Nino Barraco – The Sea in a Glass

Few people have reshaped the identity of Marsala’s wines quite like Nino Barraco.
Since taking over his family’s vineyards in 2004, Nino has charted his own course, working organically, championing Sicily’s native grapes, and crafting single-vineyard bottlings that highlight the true potential of his corner of Western Sicily.
Over the years, he has pieced together twenty hectares of vines scattered along the coastline north and south of Marsala. Tireless in his work, he is often seen navigating the dunes in his battered Fiat, on his way to check the vines. Each parcel is farmed with respect for nature and an unwavering commitment to organics.
In the cellar, Nino’s philosophy is one of gentle stewardship, allowing the wine to move from vineyard to glass with as little intervention as possible. While most of his cuvées are bottled the year after harvest, in his parents’ garage he is also reviving the traditions of Marsala itself.
The results are wines with a striking sense of place. Bright, saline, and sun-soaked, they capture, in Nino’s own words, “the sea in a glass.”
From Nino’s youngest vines planted over sand, this is mostly Grillo, with a little Catarratto and a touch of Zibibbo in the mix. The grapes were fermented on the skins for just a day, before being pressed off to vats for a short rest. The result is a pretty and perfumed wine that takes you straight to the Sicilian seaside with its citrus, wildflowers, sea salt and brine. A wonderful aperitif that has a natural affinity with anything from the sea.
Grillo from a vineyard which sits on a sand dune, right by the Mediterranean. The grapes are picked around a month earlier than his regular Grillo to retain freshness, acidity and verve. They spend just a day on skins, followed by a short élevage in concrete. It was bottled the following April with no additions and is a little more open and fruit forward than usual, with delicate flavours of sea salt and lemon zest. Alongside some crudo, it makes for a remarkable apéritif.

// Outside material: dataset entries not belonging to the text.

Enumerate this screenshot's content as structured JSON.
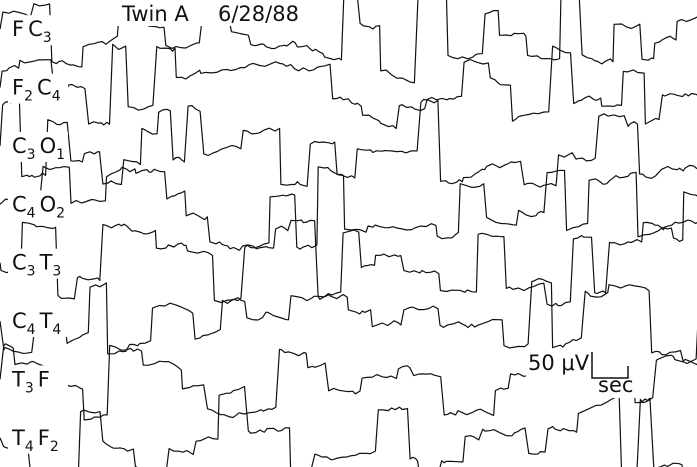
{
  "header": {
    "subject": "Twin A",
    "date": "6/28/88"
  },
  "channels": [
    [
      {
        "letter": "F"
      },
      {
        "letter": "C",
        "sub": "3"
      }
    ],
    [
      {
        "letter": "F",
        "sub": "2"
      },
      {
        "letter": "C",
        "sub": "4"
      }
    ],
    [
      {
        "letter": "C",
        "sub": "3"
      },
      {
        "letter": "O",
        "sub": "1"
      }
    ],
    [
      {
        "letter": "C",
        "sub": "4"
      },
      {
        "letter": "O",
        "sub": "2"
      }
    ],
    [
      {
        "letter": "C",
        "sub": "3"
      },
      {
        "letter": "T",
        "sub": "3"
      }
    ],
    [
      {
        "letter": "C",
        "sub": "4"
      },
      {
        "letter": "T",
        "sub": "4"
      }
    ],
    [
      {
        "letter": "T",
        "sub": "3"
      },
      {
        "letter": "F"
      }
    ],
    [
      {
        "letter": "T",
        "sub": "4"
      },
      {
        "letter": "F",
        "sub": "2"
      }
    ]
  ],
  "scale": {
    "amplitude": "50 μV",
    "time": "sec"
  }
}
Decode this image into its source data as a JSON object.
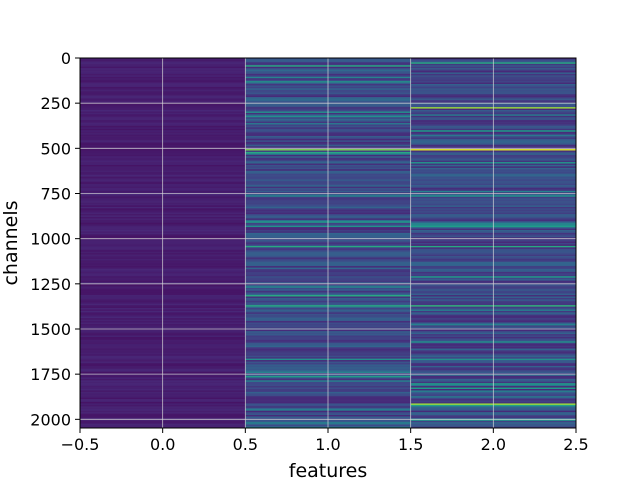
{
  "chart_data": {
    "type": "heatmap",
    "title": "",
    "xlabel": "features",
    "ylabel": "channels",
    "colormap": "viridis",
    "grid": true,
    "grid_color": "#d9d9d9",
    "xlim": [
      -0.5,
      2.5
    ],
    "ylim": [
      2048,
      0
    ],
    "x_ticks": [
      -0.5,
      0.0,
      0.5,
      1.0,
      1.5,
      2.0,
      2.5
    ],
    "x_tick_labels": [
      "−0.5",
      "0.0",
      "0.5",
      "1.0",
      "1.5",
      "2.0",
      "2.5"
    ],
    "y_ticks": [
      0,
      250,
      500,
      750,
      1000,
      1250,
      1500,
      1750,
      2000
    ],
    "y_tick_labels": [
      "0",
      "250",
      "500",
      "750",
      "1000",
      "1250",
      "1500",
      "1750",
      "2000"
    ],
    "columns": [
      {
        "feature": 0,
        "base_level": 0.08,
        "highlights": []
      },
      {
        "feature": 1,
        "base_level": 0.22,
        "highlights": [
          {
            "channel": 45,
            "value": 0.6
          },
          {
            "channel": 110,
            "value": 0.45
          },
          {
            "channel": 300,
            "value": 0.5
          },
          {
            "channel": 505,
            "value": 0.8
          },
          {
            "channel": 520,
            "value": 0.6
          },
          {
            "channel": 760,
            "value": 0.45
          },
          {
            "channel": 910,
            "value": 0.55
          },
          {
            "channel": 1040,
            "value": 0.6
          },
          {
            "channel": 1370,
            "value": 0.6
          },
          {
            "channel": 1670,
            "value": 0.5
          },
          {
            "channel": 1760,
            "value": 0.55
          },
          {
            "channel": 1950,
            "value": 0.45
          }
        ]
      },
      {
        "feature": 2,
        "base_level": 0.22,
        "highlights": [
          {
            "channel": 30,
            "value": 0.6
          },
          {
            "channel": 275,
            "value": 0.85
          },
          {
            "channel": 400,
            "value": 0.55
          },
          {
            "channel": 510,
            "value": 0.95
          },
          {
            "channel": 760,
            "value": 0.5
          },
          {
            "channel": 930,
            "value": 0.55
          },
          {
            "channel": 1040,
            "value": 0.6
          },
          {
            "channel": 1370,
            "value": 0.65
          },
          {
            "channel": 1570,
            "value": 0.5
          },
          {
            "channel": 1670,
            "value": 0.5
          },
          {
            "channel": 1830,
            "value": 0.55
          },
          {
            "channel": 1915,
            "value": 0.85
          },
          {
            "channel": 2000,
            "value": 0.55
          }
        ]
      }
    ]
  }
}
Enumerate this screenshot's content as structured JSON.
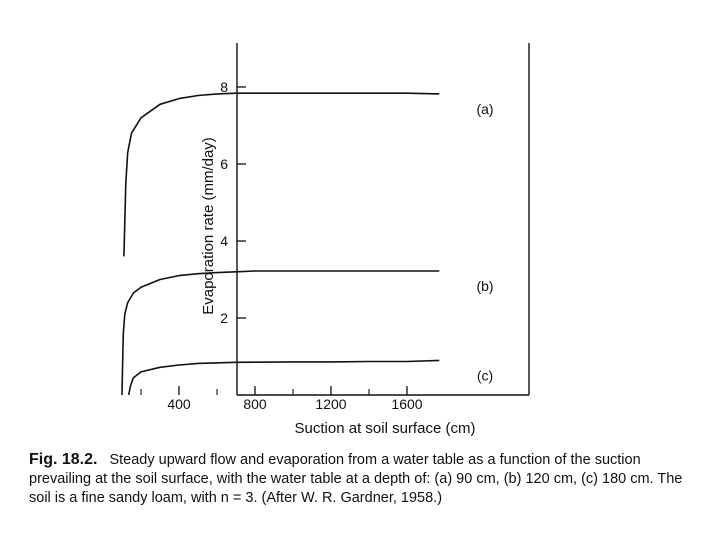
{
  "chart_data": {
    "type": "line",
    "xlabel": "Suction at soil surface (cm)",
    "ylabel": "Evaporation rate (mm/day)",
    "xlim": [
      0,
      1800
    ],
    "ylim": [
      0,
      9
    ],
    "x_ticks": [
      400,
      800,
      1200,
      1600
    ],
    "y_ticks": [
      2,
      4,
      6,
      8
    ],
    "grid": false,
    "series": [
      {
        "name": "(a)",
        "x": [
          110,
          115,
          120,
          130,
          150,
          200,
          300,
          400,
          500,
          600,
          700,
          800,
          1000,
          1200,
          1400,
          1600,
          1770
        ],
        "y": [
          3.6,
          4.5,
          5.5,
          6.3,
          6.8,
          7.2,
          7.55,
          7.7,
          7.78,
          7.82,
          7.84,
          7.84,
          7.84,
          7.84,
          7.84,
          7.84,
          7.82
        ]
      },
      {
        "name": "(b)",
        "x": [
          100,
          103,
          107,
          115,
          130,
          160,
          200,
          300,
          400,
          500,
          600,
          700,
          800,
          1000,
          1200,
          1400,
          1600,
          1770
        ],
        "y": [
          0,
          0.8,
          1.6,
          2.1,
          2.4,
          2.65,
          2.8,
          3.0,
          3.1,
          3.15,
          3.18,
          3.2,
          3.22,
          3.22,
          3.22,
          3.22,
          3.22,
          3.22
        ]
      },
      {
        "name": "(c)",
        "x": [
          135,
          145,
          160,
          200,
          300,
          400,
          500,
          700,
          1000,
          1200,
          1400,
          1600,
          1770
        ],
        "y": [
          0,
          0.25,
          0.45,
          0.6,
          0.72,
          0.78,
          0.82,
          0.85,
          0.86,
          0.86,
          0.87,
          0.87,
          0.9
        ]
      }
    ]
  },
  "caption": {
    "label": "Fig. 18.2.",
    "text": "Steady upward flow and evaporation from a water table as a function of the suction prevailing at the soil surface, with the water table at a depth of: (a) 90 cm, (b) 120 cm, (c) 180 cm. The soil is a fine sandy loam, with n = 3. (After W. R. Gardner, 1958.)"
  },
  "colors": {
    "ink": "#111111",
    "background": "#ffffff"
  }
}
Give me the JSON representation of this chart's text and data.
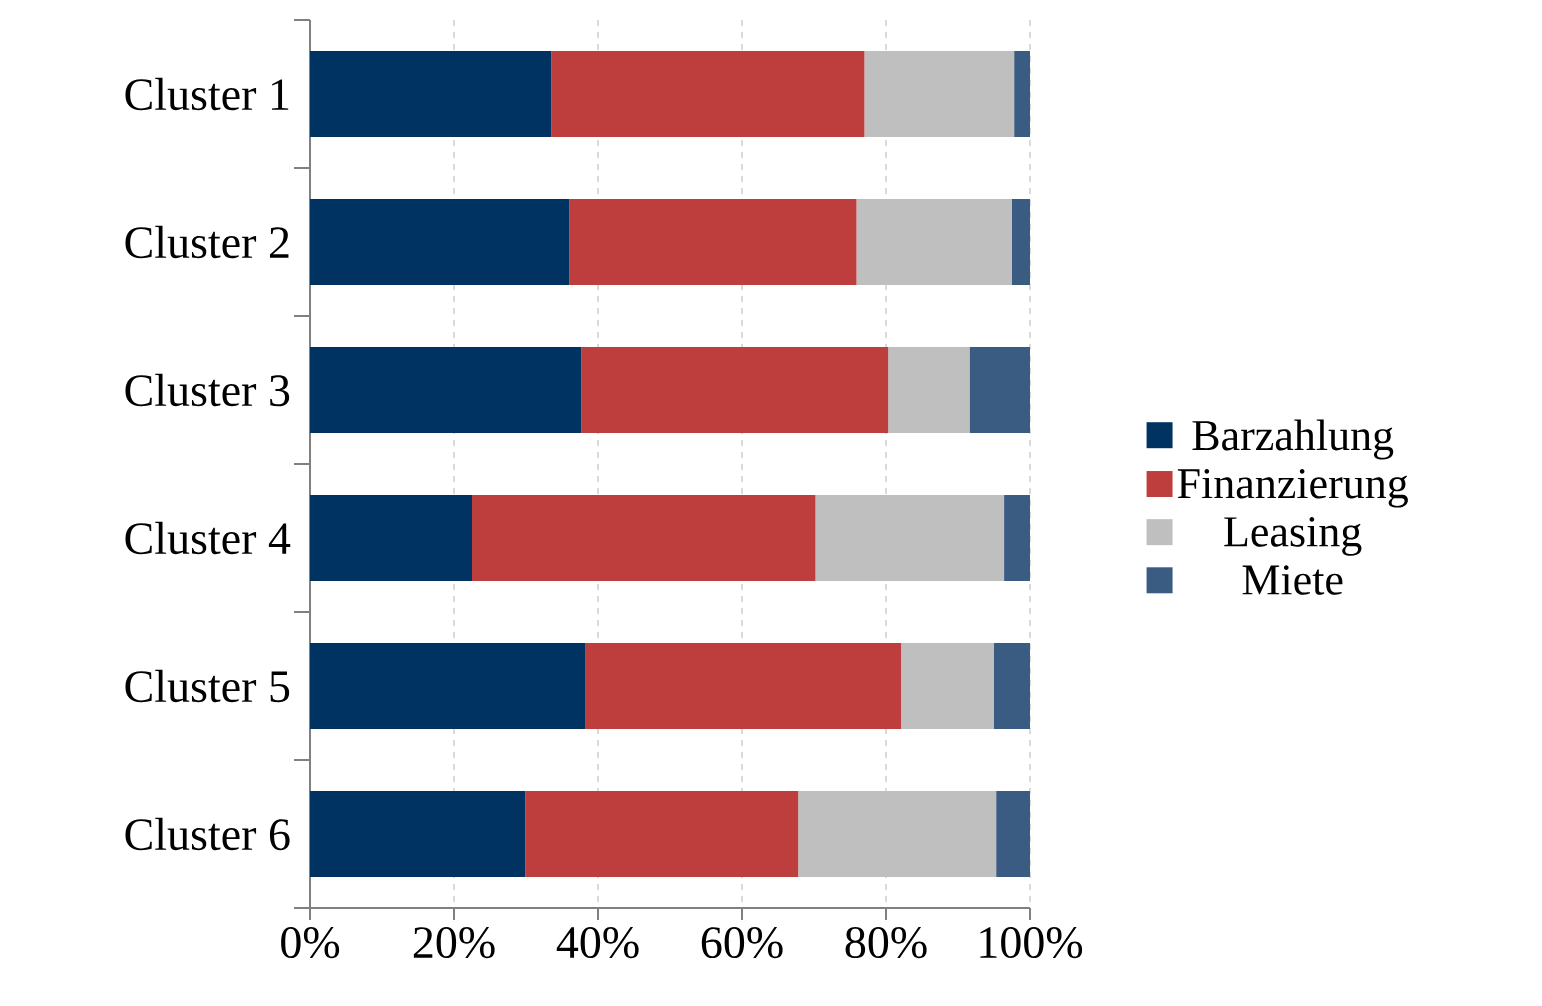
{
  "chart_data": {
    "type": "bar",
    "orientation": "horizontal",
    "stacked": true,
    "categories": [
      "Cluster 1",
      "Cluster 2",
      "Cluster 3",
      "Cluster 4",
      "Cluster 5",
      "Cluster 6"
    ],
    "series": [
      {
        "name": "Barzahlung",
        "color": "#003361",
        "values": [
          33.5,
          36.0,
          37.7,
          22.5,
          38.2,
          29.9
        ]
      },
      {
        "name": "Finanzierung",
        "color": "#be3e3e",
        "values": [
          43.5,
          39.9,
          42.6,
          47.7,
          43.9,
          37.9
        ]
      },
      {
        "name": "Leasing",
        "color": "#bfbfbf",
        "values": [
          20.8,
          21.6,
          11.3,
          26.2,
          12.9,
          27.5
        ]
      },
      {
        "name": "Miete",
        "color": "#3a5b82",
        "values": [
          2.2,
          2.5,
          8.4,
          3.6,
          5.0,
          4.7
        ]
      }
    ],
    "xlim": [
      0,
      100
    ],
    "xticks": [
      {
        "value": 0,
        "label": "0%"
      },
      {
        "value": 20,
        "label": "20%"
      },
      {
        "value": 40,
        "label": "40%"
      },
      {
        "value": 60,
        "label": "60%"
      },
      {
        "value": 80,
        "label": "80%"
      },
      {
        "value": 100,
        "label": "100%"
      }
    ],
    "grid": "x",
    "legend": "right"
  }
}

From a young parcel of Zibibbo that grows on sandy soils. These grapes are fermented on skins for a couple of days before being pressed off to concrete. The aromas here take you straight to the island, heady with herbs, citrus and spice. It’s whistle clean on the palate, with lime-like acidity bringing serious refreshment. A complex wine that pairs so well with the region’s emblematic dish, pasta con le sarde.
A beautiful expression of Catarratto from a forty year old vineyard planted just a few hundred metres from the Mediterranean over black volcanic soils. This spends two days on skins, before being pressed off to concrete. A beautiful shade of gold, this pairs ripe stone fruits with a pronounced smokiness from the land and a lick of salt from the sea. A wine with an incredible sense of place.
From an isolated plot of fifty year old bush vines handed down to him by his father. These are planted over red sand and terra rossa, just a kilometre from the sea. The wine spends two days on the skins before a fermentation in steel and ten months of élevage in concrete vats. This is as old-school as they come, a compact and powerful wine, with a distinctively nutty, saline character.